Exceto pela opinião sobre a estagnação generalizada, o ponto de vista das pessoas sobre o potencial dos protestos é diferente daquele das pessoas que as guiavam – e que hoje simplesmente não funciona.

Oposição desunida 

“O futuro do protesto político é a base sócio-econômica, e hoje ninguém sabe como traduzir a insatisfação sócio-econômica em slogans políticos”, afirma o diretor do Centro de Estudos Políticos da Universidade Financeira do Governo Russo, Pável Salin.

Para Serguêi Markov, diretor-geral do Instituto de Estudos Políticos, instituição próxima do Kremlin, o maior potencial para o protesto também está ligado à esfera social.

“Ele está ligado à queda dos padrões de vida e é muito claro para muitos, já que afetou, principalmente, pessoas pobres. Isso pode ser visto, por exemplo, nas estatísticas de venda de carros: as vendas de carros populares caíram, mas as de carros de luxo não. Além disso, novos problemas aparecem acima desses problemas sem resolução, como os estacionamentos pagos, que antes não existiam ou eram ínfimos [e custam cerca de R$ 10 a hora, mas são apoiados por 57% dos moscovitas, de acordo com uma pesquisa do Centro Levada]”, diz Markov.

Mas, para ele, a possibilidade de os protestos recobrarem forças está congelada: com a crise nas relações entre a Rússia e o Ocidente, a maior parte dos cidadãos vê os protestos contra seu próprio governo como antipatrióticos.

O segundo motivo é que a oposição está desacreditada com sua atitude diante da crise ucraniana.

“Uma pessoa pode ter sua própria opinião sobre a Crimeia, mas um apoio declarado a um regime russofóbico é algo que danifica sua reputação de maneira significativa”, diz Markov. 

Líderes da oposição falam frequentemente sobre condições desiguais, como a falta de recursos de mídia e administrativos.

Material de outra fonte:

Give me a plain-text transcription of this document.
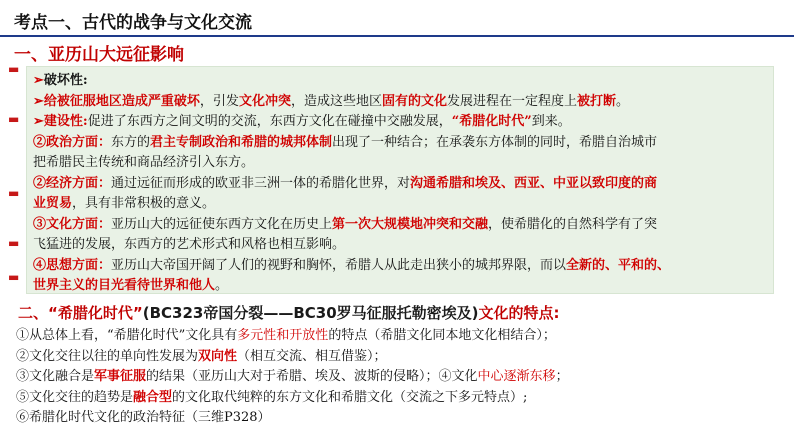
考点一、古代的战争与文化交流
一、亚历山大远征影响
▬
▬
▬
▬
▬
➢破坏性:
➢给被征服地区造成严重破坏，引发文化冲突，造成这些地区固有的文化发展进程在一定程度上被打断。
➢建设性:促进了东西方之间文明的交流，东西方文化在碰撞中交融发展，“希腊化时代”到来。
②政治方面：东方的君主专制政治和希腊的城邦体制出现了一种结合；在承袭东方体制的同时，希腊自治城市
把希腊民主传统和商品经济引入东方。
②经济方面：通过远征而形成的欧亚非三洲一体的希腊化世界，对沟通希腊和埃及、西亚、中亚以致印度的商
业贸易，具有非常积极的意义。
③文化方面：亚历山大的远征使东西方文化在历史上第一次大规模地冲突和交融，使希腊化的自然科学有了突
飞猛进的发展，东西方的艺术形式和风格也相互影响。
④思想方面：亚历山大帝国开阔了人们的视野和胸怀，希腊人从此走出狭小的城邦界限，而以全新的、平和的、
世界主义的目光看待世界和他人。
二、“希腊化时代”(BC323帝国分裂——BC30罗马征服托勒密埃及)文化的特点:
①从总体上看，“希腊化时代”文化具有多元性和开放性的特点（希腊文化同本地文化相结合）；
②文化交往以往的单向性发展为双向性（相互交流、相互借鉴）；
③文化融合是军事征服的结果（亚历山大对于希腊、埃及、波斯的侵略）；④文化中心逐渐东移；
⑤文化交往的趋势是融合型的文化取代纯粹的东方文化和希腊文化（交流之下多元特点）;
⑥希腊化时代文化的政治特征（三维P328）
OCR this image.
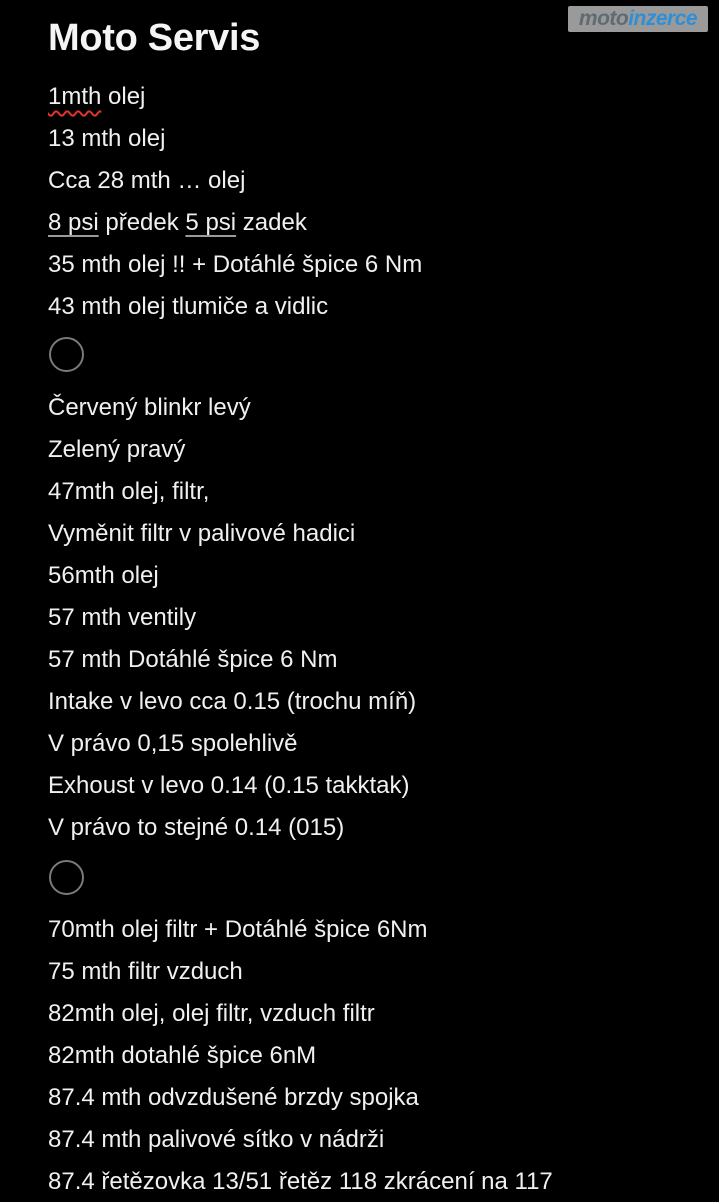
moto inzerce
Moto Servis
1mth olej
13 mth olej
Cca 28 mth … olej
8 psi předek 5 psi zadek
35 mth olej !! + Dotáhlé špice 6 Nm
43 mth olej tlumiče a vidlic
Červený blinkr levý
Zelený pravý
47mth olej, filtr,
Vyměnit filtr v palivové hadici
56mth olej
57 mth ventily
57 mth Dotáhlé špice 6 Nm
Intake v levo cca 0.15 (trochu míň)
V právo 0,15 spolehlivě
Exhoust v levo 0.14 (0.15 takktak)
V právo to stejné 0.14 (015)
70mth olej filtr + Dotáhlé špice 6Nm
75 mth filtr vzduch
82mth olej, olej filtr, vzduch filtr
82mth dotahlé špice 6nM
87.4 mth odvzdušené brzdy spojka
87.4 mth palivové sítko v nádrži
87.4 řetězovka 13/51 řetěz 118 zkrácení na 117
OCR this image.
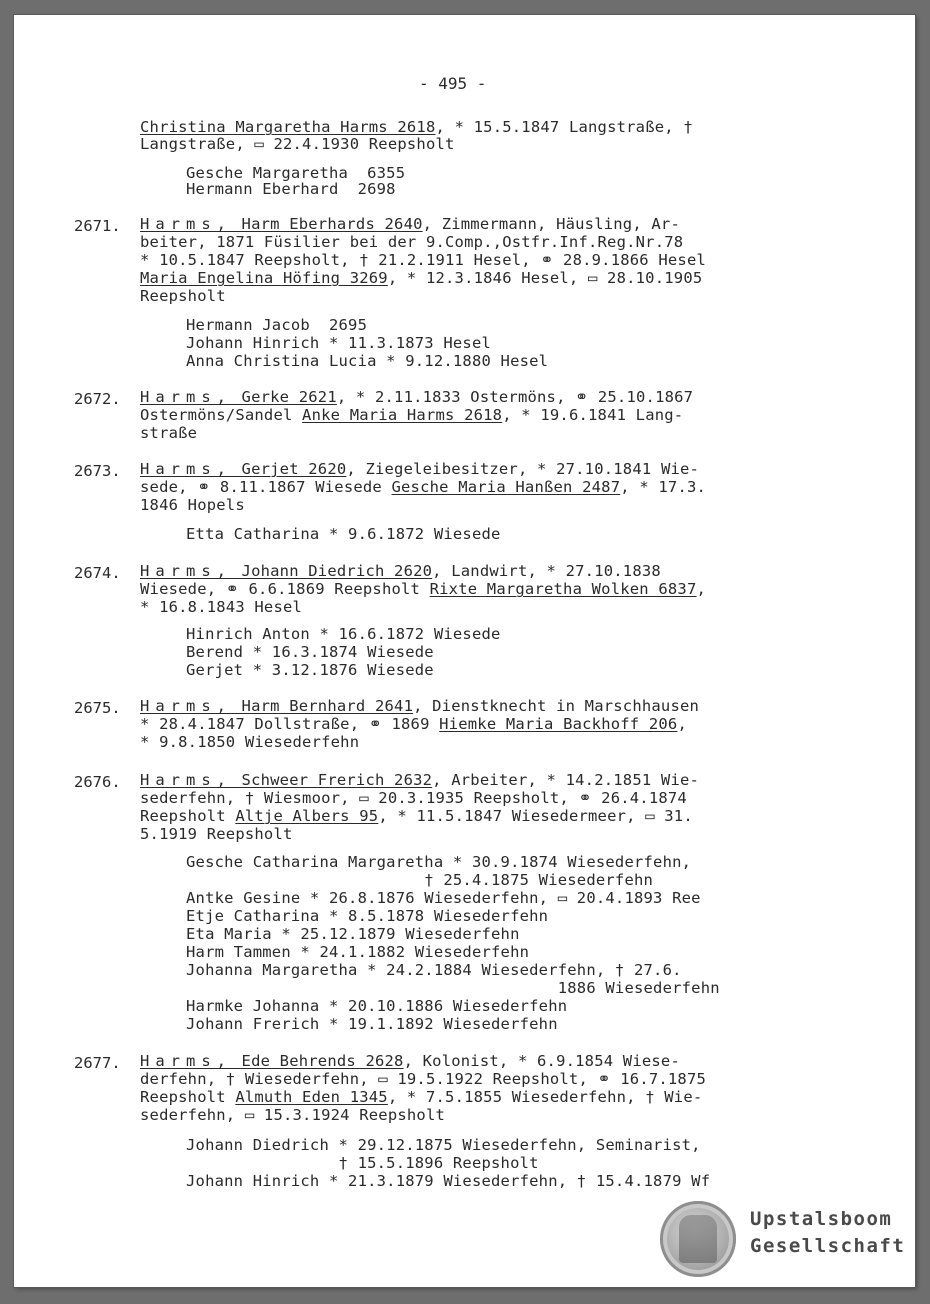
- 495 -
Christina Margaretha Harms 2618, * 15.5.1847 Langstraße, †
Langstraße, ▭ 22.4.1930 Reepsholt
Gesche Margaretha  6355
Hermann Eberhard  2698
2671. Harms, Harm Eberhards 2640, Zimmermann, Häusling, Ar-
beiter, 1871 Füsilier bei der 9.Comp.,Ostfr.Inf.Reg.Nr.78
* 10.5.1847 Reepsholt, † 21.2.1911 Hesel, ⚭ 28.9.1866 Hesel
Maria Engelina Höfing 3269, * 12.3.1846 Hesel, ▭ 28.10.1905
Reepsholt
Hermann Jacob  2695
Johann Hinrich * 11.3.1873 Hesel
Anna Christina Lucia * 9.12.1880 Hesel
2672. Harms, Gerke 2621, * 2.11.1833 Ostermöns, ⚭ 25.10.1867
Ostermöns/Sandel Anke Maria Harms 2618, * 19.6.1841 Lang-
straße
2673. Harms, Gerjet 2620, Ziegeleibesitzer, * 27.10.1841 Wie-
sede, ⚭ 8.11.1867 Wiesede Gesche Maria Hanßen 2487, * 17.3.
1846 Hopels
Etta Catharina * 9.6.1872 Wiesede
2674. Harms, Johann Diedrich 2620, Landwirt, * 27.10.1838
Wiesede, ⚭ 6.6.1869 Reepsholt Rixte Margaretha Wolken 6837,
* 16.8.1843 Hesel
Hinrich Anton * 16.6.1872 Wiesede
Berend * 16.3.1874 Wiesede
Gerjet * 3.12.1876 Wiesede
2675. Harms, Harm Bernhard 2641, Dienstknecht in Marschhausen
* 28.4.1847 Dollstraße, ⚭ 1869 Hiemke Maria Backhoff 206,
* 9.8.1850 Wiesederfehn
2676. Harms, Schweer Frerich 2632, Arbeiter, * 14.2.1851 Wie-
sederfehn, † Wiesmoor, ▭ 20.3.1935 Reepsholt, ⚭ 26.4.1874
Reepsholt Altje Albers 95, * 11.5.1847 Wiesedermeer, ▭ 31.
5.1919 Reepsholt
Gesche Catharina Margaretha * 30.9.1874 Wiesederfehn,
† 25.4.1875 Wiesederfehn
Antke Gesine * 26.8.1876 Wiesederfehn, ▭ 20.4.1893 Ree
Etje Catharina * 8.5.1878 Wiesederfehn
Eta Maria * 25.12.1879 Wiesederfehn
Harm Tammen * 24.1.1882 Wiesederfehn
Johanna Margaretha * 24.2.1884 Wiesederfehn, † 27.6.
1886 Wiesederfehn
Harmke Johanna * 20.10.1886 Wiesederfehn
Johann Frerich * 19.1.1892 Wiesederfehn
2677. Harms, Ede Behrends 2628, Kolonist, * 6.9.1854 Wiese-
derfehn, † Wiesederfehn, ▭ 19.5.1922 Reepsholt, ⚭ 16.7.1875
Reepsholt Almuth Eden 1345, * 7.5.1855 Wiesederfehn, † Wie-
sederfehn, ▭ 15.3.1924 Reepsholt
Johann Diedrich * 29.12.1875 Wiesederfehn, Seminarist,
† 15.5.1896 Reepsholt
Johann Hinrich * 21.3.1879 Wiesederfehn, † 15.4.1879 Wf
Upstalsboom
Gesellschaft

“Imagine que tenhamos uma corrida. Eu corro todos os 400 metros, mas o representante do governo corre apenas os 100 últimos metros. Começamos a corrida ao mesmo tempo, mas eu tenho uma série de obstáculos”, exemplifica Gudkov.

Aqueles que continuam a frequentar os protestos, acreditam que as raízes do problema estejam em outro lugar.

“Não sei quem nutriu expectativas de que a morte de Nemtsov fosse nos unir. A oposição russa não pode se unir porque lhe falta um objetivo comum: alcançar grandes mudanças na Rússia. Ela está ocupada com desafios como não desaparecer do cenário político e apoiar sua própria existência”, diz Stepânov.